The seizure of the heart’s perceptual clarity halts the transmission of sensory data. The eyes do not see  and voluntary actions recedes from the body. Sleep arrives through a carefully structured withdrawal of the faculties that preserves essential operations like digestion while removing the outward signs of animation. The vapor is obscured, shrouding the instrument of sensation in a kind of functional silence. In effect, Aristotle compares this to the choking of a fountain where the source remains intact, but its activity is somewhat paused under pressure.

The pneuma, an interior breath carried within the blood, serves as the instrument of perception. When the passage of pneuma becomes blocked, the self turns inward. The heart loses access to the external world, but faint impressions still ripple. This stilled condition makes dreams available. For Aristotle, dreams are not divine messages nor supernatural interventions, but physiological afterimages that follow after residual movements echo through the nighttime. They appear as trembling traces in the blood, as though the still water of consciousness still bore the memory of the operations in the state of wakefulness.

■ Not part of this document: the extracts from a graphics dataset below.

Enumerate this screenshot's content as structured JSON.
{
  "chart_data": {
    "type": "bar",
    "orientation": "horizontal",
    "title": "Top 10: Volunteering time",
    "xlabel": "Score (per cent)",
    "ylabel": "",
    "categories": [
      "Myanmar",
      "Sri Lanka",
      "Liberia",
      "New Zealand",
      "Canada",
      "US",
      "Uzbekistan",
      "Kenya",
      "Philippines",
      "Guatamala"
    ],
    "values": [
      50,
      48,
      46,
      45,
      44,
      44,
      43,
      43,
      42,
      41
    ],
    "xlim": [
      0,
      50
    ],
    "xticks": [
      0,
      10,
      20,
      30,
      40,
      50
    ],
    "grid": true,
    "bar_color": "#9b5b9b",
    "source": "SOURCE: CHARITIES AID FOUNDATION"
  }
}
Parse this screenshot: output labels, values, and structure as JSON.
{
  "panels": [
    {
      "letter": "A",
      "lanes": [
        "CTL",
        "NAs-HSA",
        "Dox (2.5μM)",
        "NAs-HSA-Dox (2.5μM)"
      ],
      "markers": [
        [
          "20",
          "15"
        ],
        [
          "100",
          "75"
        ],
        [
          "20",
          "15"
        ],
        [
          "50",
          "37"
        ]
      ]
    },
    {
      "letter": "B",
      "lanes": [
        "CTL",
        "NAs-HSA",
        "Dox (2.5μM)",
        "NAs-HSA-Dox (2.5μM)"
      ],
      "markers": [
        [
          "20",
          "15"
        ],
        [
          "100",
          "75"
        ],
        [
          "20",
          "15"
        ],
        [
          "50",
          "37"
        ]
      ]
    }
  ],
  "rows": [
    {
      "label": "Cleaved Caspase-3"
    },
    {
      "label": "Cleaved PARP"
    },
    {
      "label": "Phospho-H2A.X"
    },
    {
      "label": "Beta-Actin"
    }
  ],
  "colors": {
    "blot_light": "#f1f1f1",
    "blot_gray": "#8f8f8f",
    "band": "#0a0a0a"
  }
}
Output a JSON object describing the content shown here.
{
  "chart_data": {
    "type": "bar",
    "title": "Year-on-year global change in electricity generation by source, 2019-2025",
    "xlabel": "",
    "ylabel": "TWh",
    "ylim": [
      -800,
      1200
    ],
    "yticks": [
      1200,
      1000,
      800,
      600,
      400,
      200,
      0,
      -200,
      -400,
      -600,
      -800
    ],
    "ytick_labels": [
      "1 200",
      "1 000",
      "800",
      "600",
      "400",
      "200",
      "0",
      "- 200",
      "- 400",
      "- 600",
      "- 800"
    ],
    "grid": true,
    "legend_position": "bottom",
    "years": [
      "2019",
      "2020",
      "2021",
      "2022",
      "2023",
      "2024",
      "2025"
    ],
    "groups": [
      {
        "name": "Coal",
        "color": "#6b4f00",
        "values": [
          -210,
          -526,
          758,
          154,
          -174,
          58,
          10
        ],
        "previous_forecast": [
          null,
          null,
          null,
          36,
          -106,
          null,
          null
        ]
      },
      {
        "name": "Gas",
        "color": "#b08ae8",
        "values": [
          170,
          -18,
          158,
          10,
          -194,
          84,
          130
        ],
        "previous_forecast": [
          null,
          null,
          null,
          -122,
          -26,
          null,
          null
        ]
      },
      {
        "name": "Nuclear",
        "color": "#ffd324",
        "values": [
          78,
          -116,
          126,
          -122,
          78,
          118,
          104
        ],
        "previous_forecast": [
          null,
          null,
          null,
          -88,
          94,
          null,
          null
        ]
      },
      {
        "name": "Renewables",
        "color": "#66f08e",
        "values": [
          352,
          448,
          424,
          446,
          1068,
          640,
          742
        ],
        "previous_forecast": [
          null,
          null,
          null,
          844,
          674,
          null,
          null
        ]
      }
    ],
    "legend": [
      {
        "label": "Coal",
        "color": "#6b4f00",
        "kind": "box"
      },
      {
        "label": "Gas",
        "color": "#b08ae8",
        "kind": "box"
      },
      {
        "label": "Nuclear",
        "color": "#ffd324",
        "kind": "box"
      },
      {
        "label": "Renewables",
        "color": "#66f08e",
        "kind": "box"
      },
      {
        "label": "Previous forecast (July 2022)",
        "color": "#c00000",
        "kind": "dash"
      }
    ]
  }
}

You will clearly observe that this is a very biological account. Sleep becomes an effect of vapor and internal pressure. Its arrival depends on physical causes that move through heat and digestion. The heart undergoes a process of cooling and recalibration, and the senses fall away because the mechanism through which they operate becomes too congested to be transmitted. 

The philosophical muteness that surrounds sleep would produce a strange asymmetry whose influence is made apparent in the way we think about sleep today.

While dreams were gathered into cosmologies and poetics in the Greek mythos, sleep would be incorporated to the literature of physiology and biology. 

In this way, the historical treatment of sleep reflects the West’s privileging of what can be reported over that which eludes linguistic articulation.

Indeed, if it is not explicitly expressed, there is a pervading suspicion that the historical treatment of the West conflates sleep with dreams entirely, as if the only substantive distinction is the dichotomy between wakefulness and dreaming sleep. The dreamless sleep, by contrast, is a forgotten interval bracketed by one’s memory.

The conviction is that only what enters representation, and what can be recalled, described, or made legible, has epistemic exchange value. The dream, unlike sleep, retained a substantive, if only conceptually rich, order of signs that could be interpreted and hence put into linguistic investigation. While sleep eludes representation, the dream offered a transparent scenery: the dreamer thinks, sees, judges, and reacts, and is reciprocally engaged in a world that mimics reality just enough to be mistaken for it.